Apparently, the poetry of the madman will eclipse that of the sane man, as philosopher Plato said many centuries before the invention of cinema. The metamorphoses of conscience and consciousness in art cannot exist secretly like spies. They always come out and surface. Propaganda as product placement of Russian cinema has made the latter provincial and isolated from the world – Juche cinema of sorts. Lavish governmental subsidies do not improve the quality of films. The people who make movies without state support receive at least some international recognition – by contrast with the maestros showered with money from governmental pockets. Here are the budgets of the films made in one year: The Citadel directed by Nikita Mikhalkov – $45 million, and Elena directed by Andrei Zvyagintsev – $3 million. And here are their box-office returns: $1.5 million for The Citadel and $4 million for Elena. In other words, Mikhalkov received more than 40 million dollars for propaganda and loyalty to the top bosses. For this reason, he cannot or does not want to (no difference in this case) speak out as an artist, turning into a highly-paid lord-faced clown who always stands behind his master’s throne. For him, the meanness of serfdom is wisdom and military threats are just shocking behavior. Who knows, maybe, Defense Minister Sergei Shoigu will be making a movie while Mikhalkov is commanding a parade?

Moral degradation also ruins the creative essence of a personality. This is why Govorukhin and Mikhalkov have left the shooting areas to deal with purely political matters in their field of activity. Also for this reason, Gennady Khazanov is ready to kiss anybody “below the shoulder” to get money for his Theater of Satire in Moscow. And we can judge about the ethical level of histrionics and the sting of satire by the clown’s cap into which Oleg Soskovets and Vladimir Putin throw coins out of pity for an obsequious person. This may come in handy to while away a sad hour. It is no mere coincidence that satirists are settled near the powers that be – it’s easier to summon them.

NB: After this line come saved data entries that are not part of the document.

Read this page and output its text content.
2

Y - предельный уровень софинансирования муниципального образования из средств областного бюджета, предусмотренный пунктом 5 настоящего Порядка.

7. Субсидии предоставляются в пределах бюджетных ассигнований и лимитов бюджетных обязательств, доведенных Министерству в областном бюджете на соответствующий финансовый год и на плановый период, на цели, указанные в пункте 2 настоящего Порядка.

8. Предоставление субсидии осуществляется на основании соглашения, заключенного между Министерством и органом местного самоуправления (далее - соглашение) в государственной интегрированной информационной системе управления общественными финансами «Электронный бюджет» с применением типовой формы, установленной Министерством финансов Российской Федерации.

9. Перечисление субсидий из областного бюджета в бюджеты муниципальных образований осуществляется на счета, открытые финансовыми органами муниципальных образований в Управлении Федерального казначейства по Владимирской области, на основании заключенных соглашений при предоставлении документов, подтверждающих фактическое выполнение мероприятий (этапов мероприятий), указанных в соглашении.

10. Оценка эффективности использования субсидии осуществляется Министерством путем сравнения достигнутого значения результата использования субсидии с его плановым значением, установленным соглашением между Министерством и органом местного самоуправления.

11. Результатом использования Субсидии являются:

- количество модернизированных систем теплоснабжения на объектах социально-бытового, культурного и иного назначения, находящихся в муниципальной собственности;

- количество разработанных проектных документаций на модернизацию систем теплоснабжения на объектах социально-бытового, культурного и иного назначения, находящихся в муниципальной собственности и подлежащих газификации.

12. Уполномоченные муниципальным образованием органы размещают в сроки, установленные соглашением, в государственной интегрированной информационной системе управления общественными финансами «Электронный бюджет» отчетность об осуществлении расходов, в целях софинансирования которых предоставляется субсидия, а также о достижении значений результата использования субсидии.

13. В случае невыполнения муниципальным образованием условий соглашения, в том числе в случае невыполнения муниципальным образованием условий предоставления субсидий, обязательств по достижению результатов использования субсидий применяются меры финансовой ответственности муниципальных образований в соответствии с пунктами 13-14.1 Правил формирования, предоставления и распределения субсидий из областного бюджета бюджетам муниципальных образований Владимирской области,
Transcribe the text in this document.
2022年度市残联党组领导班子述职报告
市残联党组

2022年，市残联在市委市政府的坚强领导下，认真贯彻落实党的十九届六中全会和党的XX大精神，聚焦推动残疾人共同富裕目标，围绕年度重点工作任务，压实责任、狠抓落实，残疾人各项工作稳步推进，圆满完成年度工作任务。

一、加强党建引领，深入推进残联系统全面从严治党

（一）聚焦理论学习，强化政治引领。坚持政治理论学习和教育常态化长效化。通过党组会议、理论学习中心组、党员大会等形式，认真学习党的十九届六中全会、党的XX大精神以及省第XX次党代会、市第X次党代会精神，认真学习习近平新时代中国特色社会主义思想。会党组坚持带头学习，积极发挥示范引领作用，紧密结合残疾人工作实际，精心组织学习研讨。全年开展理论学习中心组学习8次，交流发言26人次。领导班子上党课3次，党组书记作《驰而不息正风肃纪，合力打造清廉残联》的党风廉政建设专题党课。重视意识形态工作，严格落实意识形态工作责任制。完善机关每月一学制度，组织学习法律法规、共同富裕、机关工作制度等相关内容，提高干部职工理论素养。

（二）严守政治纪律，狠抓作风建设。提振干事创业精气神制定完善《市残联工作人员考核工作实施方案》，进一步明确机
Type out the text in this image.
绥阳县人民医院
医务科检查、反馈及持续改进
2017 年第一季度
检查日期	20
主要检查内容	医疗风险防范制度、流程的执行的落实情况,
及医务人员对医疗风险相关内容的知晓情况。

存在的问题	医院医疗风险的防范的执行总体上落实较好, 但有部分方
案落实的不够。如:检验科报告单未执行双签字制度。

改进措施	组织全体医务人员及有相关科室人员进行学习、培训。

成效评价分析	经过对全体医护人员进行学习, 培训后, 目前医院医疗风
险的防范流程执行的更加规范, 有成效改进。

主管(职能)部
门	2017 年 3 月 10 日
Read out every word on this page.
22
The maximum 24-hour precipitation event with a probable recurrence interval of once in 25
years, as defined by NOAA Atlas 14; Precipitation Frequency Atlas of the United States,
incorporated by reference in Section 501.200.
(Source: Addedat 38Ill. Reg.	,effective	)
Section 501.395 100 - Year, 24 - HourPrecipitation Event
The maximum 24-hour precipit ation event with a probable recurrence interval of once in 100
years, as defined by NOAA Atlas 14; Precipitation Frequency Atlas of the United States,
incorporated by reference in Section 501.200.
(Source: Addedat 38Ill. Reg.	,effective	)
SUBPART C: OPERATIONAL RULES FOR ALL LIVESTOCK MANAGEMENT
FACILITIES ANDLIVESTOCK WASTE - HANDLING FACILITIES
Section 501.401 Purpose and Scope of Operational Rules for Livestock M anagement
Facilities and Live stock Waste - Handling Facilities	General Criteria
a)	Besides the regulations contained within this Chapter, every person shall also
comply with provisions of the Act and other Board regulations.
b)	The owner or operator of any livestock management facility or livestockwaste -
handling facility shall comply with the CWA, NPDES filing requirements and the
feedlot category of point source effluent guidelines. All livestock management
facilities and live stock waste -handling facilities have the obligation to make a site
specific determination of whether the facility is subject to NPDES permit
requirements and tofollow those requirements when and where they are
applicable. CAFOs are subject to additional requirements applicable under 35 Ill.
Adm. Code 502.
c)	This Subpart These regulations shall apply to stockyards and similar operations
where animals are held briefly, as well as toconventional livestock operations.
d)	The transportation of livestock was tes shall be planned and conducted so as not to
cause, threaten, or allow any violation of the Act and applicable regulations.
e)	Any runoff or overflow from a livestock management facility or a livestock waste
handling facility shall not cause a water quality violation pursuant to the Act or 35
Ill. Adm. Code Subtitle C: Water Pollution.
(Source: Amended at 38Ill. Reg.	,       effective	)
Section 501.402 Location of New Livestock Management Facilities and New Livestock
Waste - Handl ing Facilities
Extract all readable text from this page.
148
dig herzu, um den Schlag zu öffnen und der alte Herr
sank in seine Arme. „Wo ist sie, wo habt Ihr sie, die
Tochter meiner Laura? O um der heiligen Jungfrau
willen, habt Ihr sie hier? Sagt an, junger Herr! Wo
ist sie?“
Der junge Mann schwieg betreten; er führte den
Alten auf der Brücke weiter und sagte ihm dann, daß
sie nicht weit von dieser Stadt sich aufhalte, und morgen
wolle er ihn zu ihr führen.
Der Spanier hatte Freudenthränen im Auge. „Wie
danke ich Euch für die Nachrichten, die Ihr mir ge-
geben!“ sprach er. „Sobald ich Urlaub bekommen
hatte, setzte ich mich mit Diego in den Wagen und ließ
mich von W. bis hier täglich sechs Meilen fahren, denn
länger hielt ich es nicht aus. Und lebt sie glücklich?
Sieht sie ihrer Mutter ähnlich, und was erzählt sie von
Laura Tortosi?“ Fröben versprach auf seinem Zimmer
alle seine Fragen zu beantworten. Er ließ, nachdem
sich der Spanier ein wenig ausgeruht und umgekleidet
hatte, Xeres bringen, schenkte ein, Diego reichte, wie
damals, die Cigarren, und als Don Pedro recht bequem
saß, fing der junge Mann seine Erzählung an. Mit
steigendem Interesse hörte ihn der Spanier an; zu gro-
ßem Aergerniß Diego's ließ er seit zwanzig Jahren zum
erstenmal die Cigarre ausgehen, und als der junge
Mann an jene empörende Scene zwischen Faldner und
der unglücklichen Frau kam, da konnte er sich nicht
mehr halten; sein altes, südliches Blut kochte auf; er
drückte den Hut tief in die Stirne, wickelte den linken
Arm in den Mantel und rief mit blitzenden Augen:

Cinema is just cinema, and its masters and hacks are not worth being paid too much attention – in theory. But, in reality, matinee idols hold the world in their sway, and Angelina Jolie Voight’s slim down recipe interests people far more than Pres. Obama’s medical care reform.

In 1938 the London radio aired a production based on Herbert Wells’ War of the Worlds. It was a tense prewar period, and the people who did not hear the beginning of the program considered it as a report on Nazi invasion. This caused panic. It is a copy-book example of an artwork mistaken for a plan of seizure. Conversely, we confuse seizure plans with artworks, allowing FSB prize winners to be shown on our silver screens.